Student loan Consolidation is something former students might have to look into where all loans are consolidated into one, with a lower payment, extended over a longer period of time, yet more interest will be paid out. However, this would help preserve ones credit until wages increase and life is more settled.

How Poor Credit History Affects Your Life

As you grow older and need help with a loan the first issue any loan office will examine is the FICO score. The FICO is a total score calculated by the main credit agencies based how late payments were made such as 30 days, 60 days or longer. Also, the amount of credit available, the number of credit inquiries and other factors are all added up. A default payment on a secret proprietary formula, though the exact equation is not public, multiple criteria are well known and even obvious.

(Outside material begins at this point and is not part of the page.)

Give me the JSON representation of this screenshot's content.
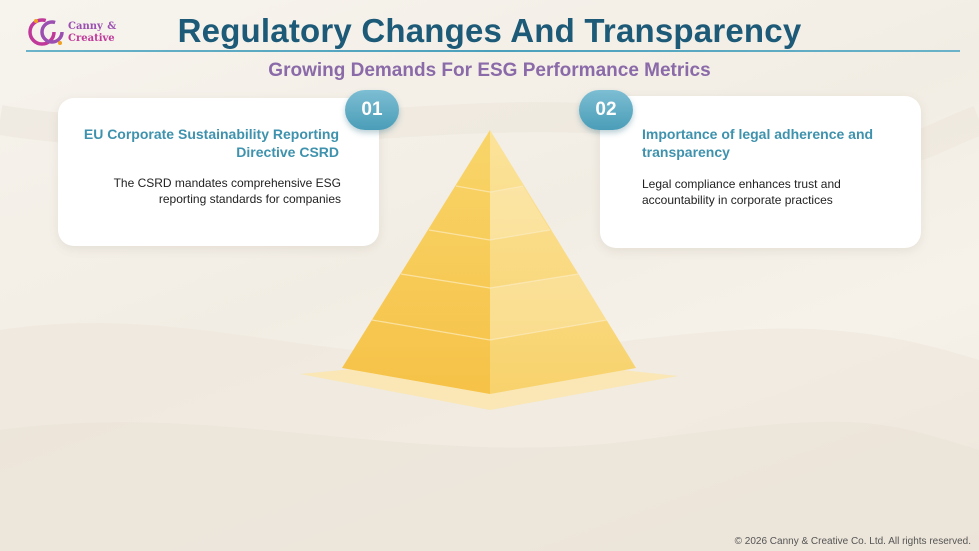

FICO scores are calculated mostly on debt defaults and the amount of late repayments. Both of these are counted very heavily against you. Next is the number of personal credit inquiries, which are counted against you but less.

A range of students will not have much of a FICO after college, unless they overused credit cards. It most likely starts when repayment of student loans begins. That is why it is important to start out from the beginning establishing a good credit record.

This is where the importance of repaying your student loans on time, on a regular basis is so important. A negative history of the above is evidence of a poor credit risk in the minds of the lenders.

Also, staying within your available credit limits, avoiding over limit and other costs shows a disposition to defer current gratification and take responsibility. Creditors are judging not just numbers but also character as well in any decision.

Meet all of your credit obligations and keeping all borrowing to a modest level for a period of time makes you look like a very good risk to loan officers. This means funding any student loan will be that much easier. Keep this in mind when considering any student loan consolidation.